What does "scraping" mean?
When you add a website URL, ChatForge's crawler visits each page of your site, reads the text content, and stores it in your agent's knowledge base. It works like a search engine indexing your site — except instead of powering search results, it powers intelligent conversation.
Pages it typically reads: Home, About, Services/Products, Pricing, FAQ, Contact, Blog posts.
How to add your website
What gets scraped (and what doesn't)
| Included | Not included |
|---|---|
| ✓ All text content on public pages | ✗ Pages behind a login |
| ✓ Service/product descriptions | ✗ PDF content (upload separately) |
| ✓ FAQ sections | ✗ Images (only alt text) |
| ✓ Blog posts & articles | ✗ Dynamic content loaded by JavaScript |
| ✓ Contact and about pages | ✗ Pages blocked by robots.txt |
Tips for best scraping results
- Make sure your website has real content. If your pages say "Coming soon" or have very thin text, the agent will have little to work with.
- Have a dedicated FAQ page. This is the single most valuable page for your agent. If you don't have one, create it.
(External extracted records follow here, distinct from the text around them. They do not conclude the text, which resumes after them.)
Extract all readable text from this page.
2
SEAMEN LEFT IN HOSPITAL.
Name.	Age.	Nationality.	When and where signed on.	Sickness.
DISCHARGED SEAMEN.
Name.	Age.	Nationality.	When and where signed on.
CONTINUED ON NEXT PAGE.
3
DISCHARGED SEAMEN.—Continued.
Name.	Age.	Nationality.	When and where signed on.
- Include pricing. "Contact us for pricing" is the number one reason agents fail. Put real numbers on your site.
- Re-scrape when you update your site. The agent doesn't update automatically — re-run the scrape any time your content changes significantly.
Adding specific pages manually
If the crawler misses an important page, you can add it manually by entering the full URL of that specific page. This is useful for deep-linked pages that aren't in your main navigation.